Question
15-10- Optimal Capital Structure with Hamada (Challenging Problem) Beckman Engineering and Associates (BEA) is considering a change in its capital structure. BEA currently has $20
15-10- Optimal Capital Structure with Hamada (Challenging Problem)
Beckman Engineering and Associates (BEA) is considering a change in its capital structure. BEA currently has $20 million in debt carrying a rate of 8% and its stock price is $40 per share with 2 million shares outstanding. BEA is a zero growth firm and pays out all of its earnings as dividends. The firms EBIT is $14.933 million. and it faces a 40% federal plus state tax rate. The market premium is 4% and the risk-free rate is 6%. BEA is considering increasing its debt level capital structure with 40% debt, based on market values and repurchasing shares with the extra money that it borrows. BEA will have to retire the old debt in order to issue new debt, and the rate on the new debt will be 9%. BEA has a beta of 1.0.

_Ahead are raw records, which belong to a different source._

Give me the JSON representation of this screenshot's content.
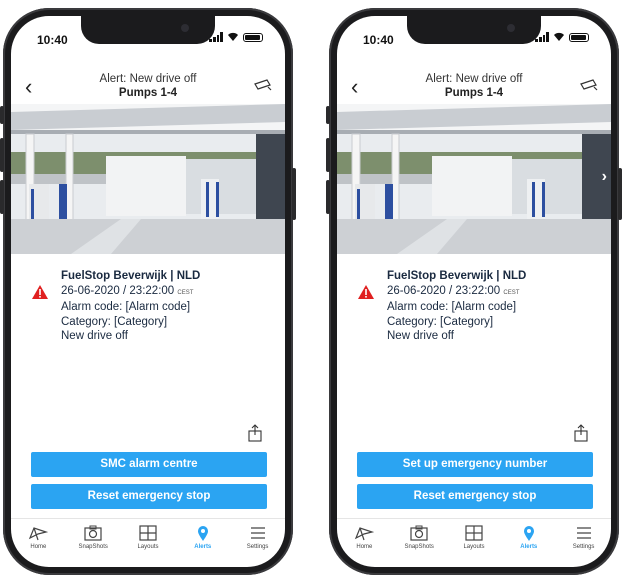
{
  "phones": [
    {
      "status_time": "10:40",
      "header": {
        "title": "Alert: New drive off",
        "subtitle": "Pumps 1-4"
      },
      "alert": {
        "location": "FuelStop Beverwijk | NLD",
        "datetime": "26-06-2020 / 23:22:00",
        "timezone": "CEST",
        "alarm_code": "Alarm code: [Alarm code]",
        "category": "Category: [Category]",
        "description": "New drive off"
      },
      "buttons": {
        "primary": "SMC alarm centre",
        "secondary": "Reset emergency stop"
      },
      "tabs": [
        "Home",
        "SnapShots",
        "Layouts",
        "Alerts",
        "Settings"
      ]
    },
    {
      "status_time": "10:40",
      "header": {
        "title": "Alert: New drive off",
        "subtitle": "Pumps 1-4"
      },
      "alert": {
        "location": "FuelStop Beverwijk | NLD",
        "datetime": "26-06-2020 / 23:22:00",
        "timezone": "CEST",
        "alarm_code": "Alarm code: [Alarm code]",
        "category": "Category: [Category]",
        "description": "New drive off"
      },
      "buttons": {
        "primary": "Set up emergency number",
        "secondary": "Reset emergency stop"
      },
      "tabs": [
        "Home",
        "SnapShots",
        "Layouts",
        "Alerts",
        "Settings"
      ]
    }
  ],
  "active_tab": "Alerts",
  "colors": {
    "accent": "#2ba4f2",
    "warning": "#e02020",
    "text": "#1a2a40"
  },
  "icons": [
    "back-arrow-icon",
    "cctv-camera-icon",
    "warning-triangle-icon",
    "share-icon",
    "home-icon",
    "snapshot-camera-icon",
    "layouts-grid-icon",
    "alerts-location-pin-icon",
    "settings-menu-icon",
    "chevron-right-icon"
  ]
}
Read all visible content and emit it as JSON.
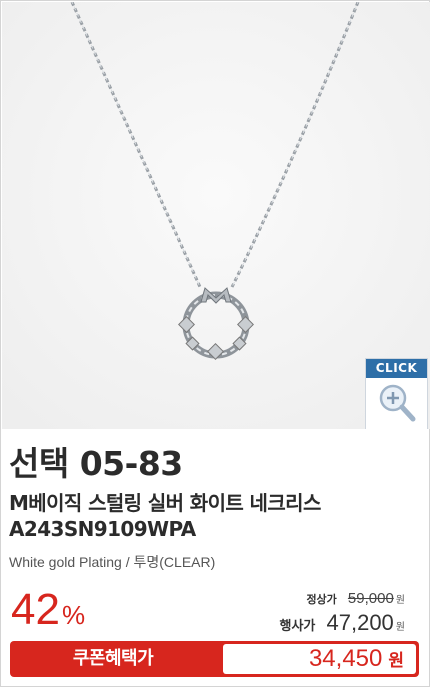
{
  "product": {
    "code_title": "선택 05-83",
    "name": "M베이직 스털링 실버 화이트 네크리스",
    "model": "A243SN9109WPA",
    "option": "White gold Plating / 투명(CLEAR)"
  },
  "zoom_badge": {
    "label": "CLICK",
    "icon": "magnifier-plus-icon"
  },
  "pricing": {
    "discount_rate": "42",
    "discount_symbol": "%",
    "regular_label": "정상가",
    "regular_price": "59,000",
    "regular_unit": "원",
    "sale_label": "행사가",
    "sale_price": "47,200",
    "sale_unit": "원"
  },
  "coupon": {
    "label": "쿠폰혜택가",
    "price": "34,450",
    "unit": "원"
  },
  "colors": {
    "accent_red": "#d7261e",
    "badge_blue": "#2e6fa8",
    "image_bg": "#f5f5f5"
  }
}
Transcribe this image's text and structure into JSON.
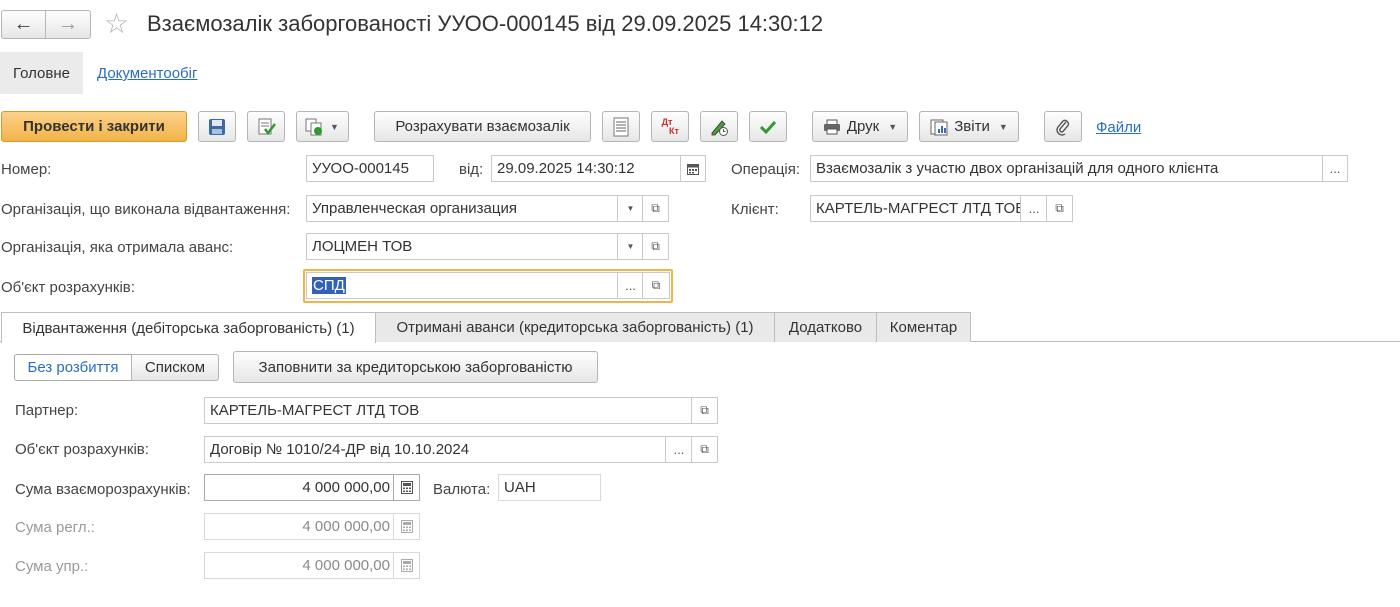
{
  "header": {
    "title": "Взаємозалік заборгованості УУОО-000145 від 29.09.2025 14:30:12",
    "nav": [
      "Головне",
      "Документообіг"
    ]
  },
  "toolbar": {
    "post_close": "Провести і закрити",
    "calc": "Розрахувати взаємозалік",
    "print": "Друк",
    "reports": "Звіти",
    "files": "Файли",
    "dtkt_top": "Дт",
    "dtkt_bottom": "Кт"
  },
  "form": {
    "number_label": "Номер:",
    "number": "УУОО-000145",
    "date_label": "від:",
    "date": "29.09.2025 14:30:12",
    "operation_label": "Операція:",
    "operation": "Взаємозалік з участю двох організацій для одного клієнта",
    "org_ship_label": "Організація, що виконала відвантаження:",
    "org_ship": "Управленческая организация",
    "client_label": "Клієнт:",
    "client": "КАРТЕЛЬ-МАГРЕСТ ЛТД ТОВ",
    "org_adv_label": "Організація, яка отримала аванс:",
    "org_adv": "ЛОЦМЕН ТОВ",
    "settle_label": "Об'єкт розрахунків:",
    "settle": "СПД"
  },
  "tabs": [
    "Відвантаження (дебіторська заборгованість) (1)",
    "Отримані аванси (кредиторська заборгованість) (1)",
    "Додатково",
    "Коментар"
  ],
  "panel": {
    "mode_nosplit": "Без розбиття",
    "mode_list": "Списком",
    "fill_btn": "Заповнити за кредиторською заборгованістю",
    "partner_label": "Партнер:",
    "partner": "КАРТЕЛЬ-МАГРЕСТ ЛТД ТОВ",
    "obj_label": "Об'єкт розрахунків:",
    "obj": "Договір № 1010/24-ДР від 10.10.2024",
    "sum_label": "Сума взаєморозрахунків:",
    "sum": "4 000 000,00",
    "currency_label": "Валюта:",
    "currency": "UAH",
    "sum_reg_label": "Сума регл.:",
    "sum_reg": "4 000 000,00",
    "sum_mgmt_label": "Сума упр.:",
    "sum_mgmt": "4 000 000,00"
  },
  "colors": {
    "accent": "#f2b347",
    "link": "#2a6ec1",
    "selection": "#3261b5"
  },
  "icons": [
    "back-arrow-icon",
    "forward-arrow-icon",
    "star-icon",
    "save-icon",
    "post-icon",
    "create-based-icon",
    "list-icon",
    "dtkt-icon",
    "edit-clock-icon",
    "check-icon",
    "printer-icon",
    "reports-icon",
    "paperclip-icon",
    "calendar-icon",
    "dropdown-icon",
    "open-icon",
    "calculator-icon"
  ]
}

a. what is BEA's unlevered beta? Use market value D/S (which is the same as Wd/Ws) when unlevering.---Answer is: 0.870. Show all work and formulas to support answer.
b. What are BEA's new beta and cost equity of its 40% debt?--Answer is: 1.218; Rs = 10.872%--show all work and formulas to support answer.
c. What are BEA's WACC and total value of the firm with 40% debt?--Answer is: WACC = 8.683%; V = 103.188 million--show all work and formulas to support answer.